Probing Membrane Insertion Activity of Antimicrobial Polymers via Coarse-grain Molecular Dynamics

Abstract

Knowledge of the mechanism of action of antimicrobial agents is crucial for the development of new compounds to combat microbial pathogens. To this end, computational studies on the interaction of known membrane-active antimicrobial polymers with phospholipid bilayers reveal spontaneous membrane insertion and cooperative action at low and high concentrations, respectively. In late-stage attack, antimicrobials cross the membrane core and occasionally align to provide a stepping-stone pathway for water permeation; this suggests a possible new mode of action that does not depend on pore formation for transport to and across the inner leaflet. The computations rationalize the observed activity of a new class of antimicrobial compounds.

Figure 1

Inspiration for the design of synthetic antimicrobial targets and the coarse grain model used in the present simulations. LEFT: Ribbon representation of magainin, a potent natural antimicrobial. The α-helix ribbon is colored by hydrophobicity (red=hydrophobic, blue=hydrophilic), and selected individual amino acids are shown as sticks.
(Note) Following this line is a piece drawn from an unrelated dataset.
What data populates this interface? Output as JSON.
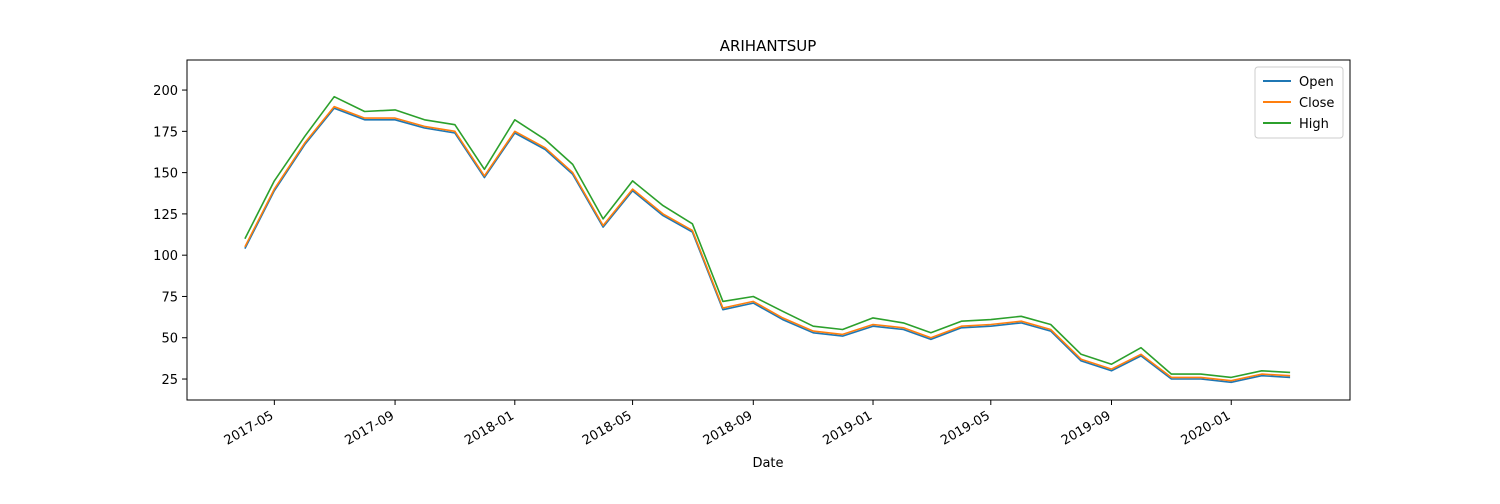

Middle: The aryl amide dimeric polymer, a purely synthetic molecule inspired by natural antimicrobials. Color code: carbon, green; sulphur, yellow; oxygen, red; nitrogen, blue; hydrogen, white. Bottom: A coarse grain representation of the aryl amide dimeric polymer. Color code: cationic, red; peptidic, blue; hydrophobic, yellow. RIGHT: The corresponding units between an all atom DMPC molecule (left) and its CG representation (right). Color code: nitrogen, blue; carbon, grey; oxygen, red; phosphate, orange; hydrogen, white. CG color code: choline (CH), purple; phosphate (PH), red; glycerol (GL), blue-gray; alkane (S2), yellow; terminal alkane (S3), orange. Circles in the atomistic representations correspond to the numbered units in the coarse grain representations.

Figure 2

Depiction of the observed two-step - accommodation (a) and penetration (b) mechanism for membrane insertion of the antimicrobial (AM) aryl amide dimer molecules into the outer leaflet of a DMPC lipid bilayer (DMPC: choline, red; phosphate, purple; glycerol group, blue sticks; hydrophobic tails, green sticks). The initial interfacial insertion stage involves adsorption and “snorkeling” of the AM at the bilayer surface (a). In this example of the penetration stage, one AM rotates to become perpendicular to the bilayer plane and drags the accompanying AM into the membrane core (b). Subsequent population of both leaflets occurs at much longer times (c).

Figure 3

Insertion distance to bilayer center (top graphs) and orientation angle (bottom graphs) for the 1AM simulation (left) and the 2AM simulation (right). Dashed lines represent the average positions of the CH group (top line) and the GL group (bottom line) within the attacked leaflet.

Figure 4

Atom weighted densities for the lipid bilayer (solid lines) and the AM molecules (dashed lines) for simulations with none (black), two (red), eight (green), and eighteen (blue) antimicrobial molecules. The scale on the left corresponds to the lipid molecules while the scale on the right corresponds to the AM polymers.

Figure 5

Atom weighted densities for the lipid bilayer (solid lines) and the AM molecules (dashed lines) for simulations with none (black), two (red), eight (green), and eighteen (blue) antimicrobial molecules. The scale on the left corresponds to the lipid molecules while the scale on the right corresponds to the AM polymers.

Figure 6

Representative water trajectories (blue spheres are CG waters) showing passage from the bulk water phase, W1 (purple), through the head group region HG1 (orange), and hydrophobic membrane core, C (yellow) to the HG2 and W2 regions via a pathway employing the aryl amide molecules as stepping stones.